Nous avions aussi constitué en 53, avec différents copains, le Comité de défense sociale et d’entraide dont j’étais le secrétaire. Il y a eu bagarre déclenchée par Fauchois que nous avions pris au congrès de Bordeaux comme secrétaire à la propagande, parce qu’il pouvait voyager gratuitement du fait qu’il était cheminot. Ça ne coûtait pas un sou à la Confédération et ça lui a permis de faire un travail de sape en province et surtout à Marseille. Là, ils ont mené la lutte contre nous, non pas en tant que responsables de l’organisation, mais en tant que responsables du Comité de défense sociale et d’entraide, parce que nous avions considéré qu’il était nécessaire de constituer un comité de solidarité pour les militants qui étaient malades ou qui pouvaient être victimes de la répression. En somme, nous avions pour but de nous insurger contre toute forme de répression ou d’atteinte à la liberté de l’individu. C’est ainsi qu’on a pris nettement position contre la guerre d’Algérie. Nous avons été les premiers, au comité de défense sociale, à organiser un meeting aux Sociétés savantes contre la guerre du Maroc, à ce moment-là. Après, il y a eu l’affaire de Tunisie, la déposition du roi du Maroc et la révolte algérienne. Dès le départ, nous avions pris position là-dessus.

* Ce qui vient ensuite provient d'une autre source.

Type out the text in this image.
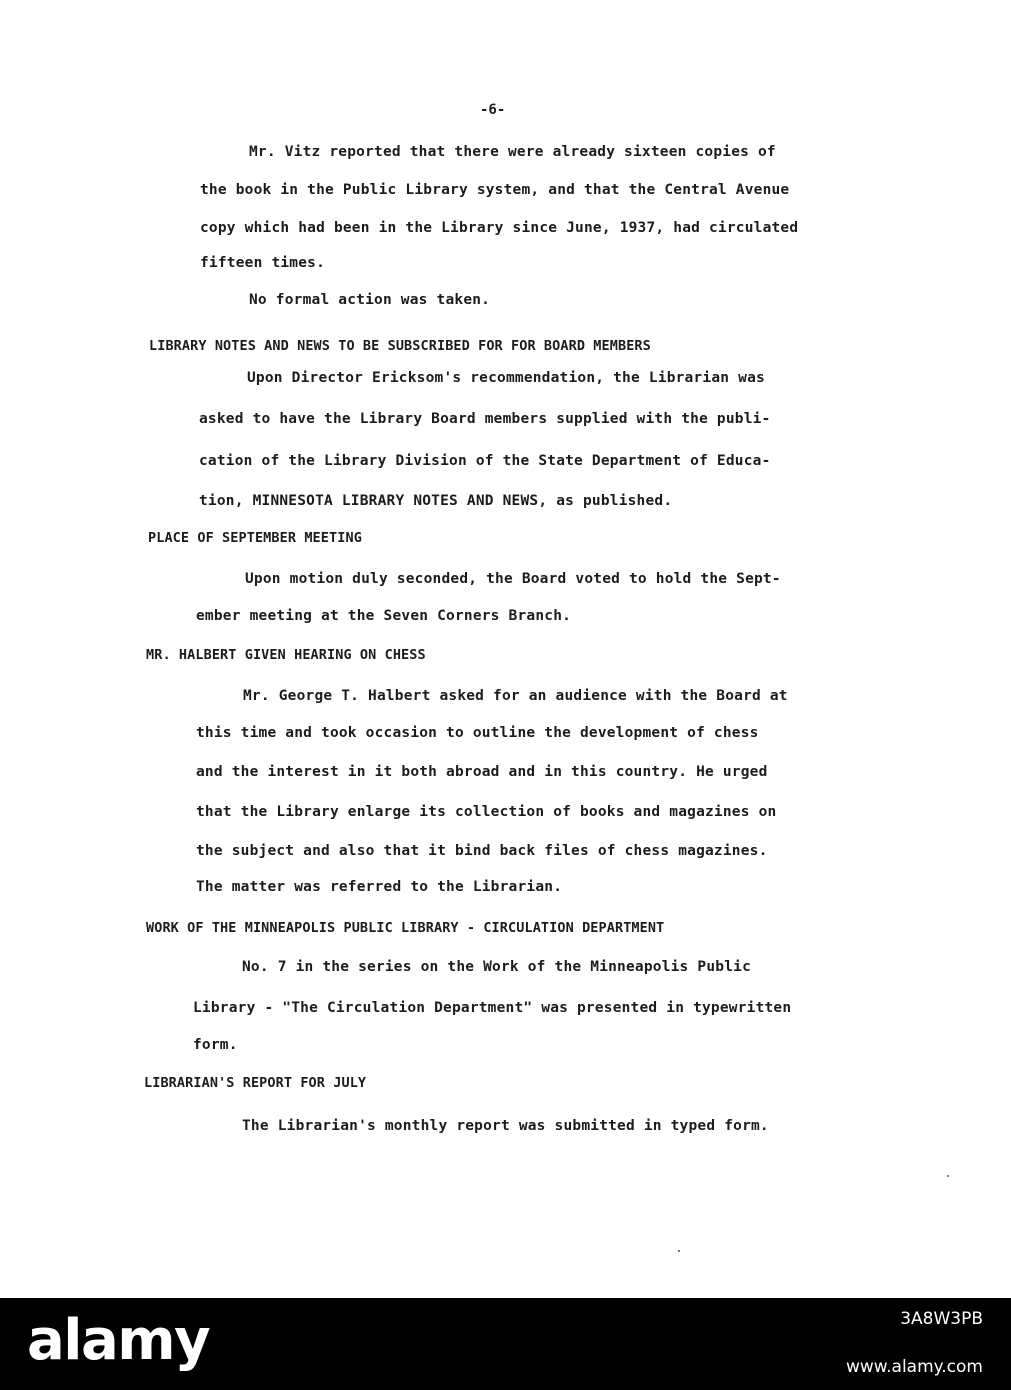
-6-
Mr. Vitz reported that there were already sixteen copies of
the book in the Public Library system, and that the Central Avenue
copy which had been in the Library since June, 1937, had circulated
fifteen times.
No formal action was taken.
LIBRARY NOTES AND NEWS TO BE SUBSCRIBED FOR FOR BOARD MEMBERS
Upon Director Ericksom's recommendation, the Librarian was
asked to have the Library Board members supplied with the publi-
cation of the Library Division of the State Department of Educa-
tion, MINNESOTA LIBRARY NOTES AND NEWS, as published.
PLACE OF SEPTEMBER MEETING
Upon motion duly seconded, the Board voted to hold the Sept-
ember meeting at the Seven Corners Branch.
MR. HALBERT GIVEN HEARING ON CHESS
Mr. George T. Halbert asked for an audience with the Board at
this time and took occasion to outline the development of chess
and the interest in it both abroad and in this country. He urged
that the Library enlarge its collection of books and magazines on
the subject and also that it bind back files of chess magazines.
The matter was referred to the Librarian.
WORK OF THE MINNEAPOLIS PUBLIC LIBRARY - CIRCULATION DEPARTMENT
No. 7 in the series on the Work of the Minneapolis Public
Library - "The Circulation Department" was presented in typewritten
form.
LIBRARIAN'S REPORT FOR JULY
The Librarian's monthly report was submitted in typed form.
alamy	3A8W3PB
www.alamy.com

C’est sur ce point qu’ils nous ont donc attaqués ; tout individu de toute organisation pouvait adhérer au Comité de défense sociale ; ce n’était pas une organisation spécifique, c’était une organisation de solidarité, de défense de la liberté de l’individu. Tu avais des membres qui n’avaient aucun rapport avec nous en tant que libertaires ou syndicalistes révolutionnaires, ou simplement syndicalistes. Ils nous ont donc accusés de toucher de l’argent de l’Amérique. Les copains de province, à Marseille, à Lyon, qui étaient au courant de cette activité extra-confédérale, étaient d’accord avec nous, mais comme à la CNT, chaque syndicat avait une voix, quel que soit le nombre de ses adhérents - c’est normal en somme, sinon les petits syndicats sont écrasés par les gros, mais cela permet l’apparition de syndicats-fantômes, où il y a deux ou trois adhérents qui comptent pour une voix -, nous avons été battus.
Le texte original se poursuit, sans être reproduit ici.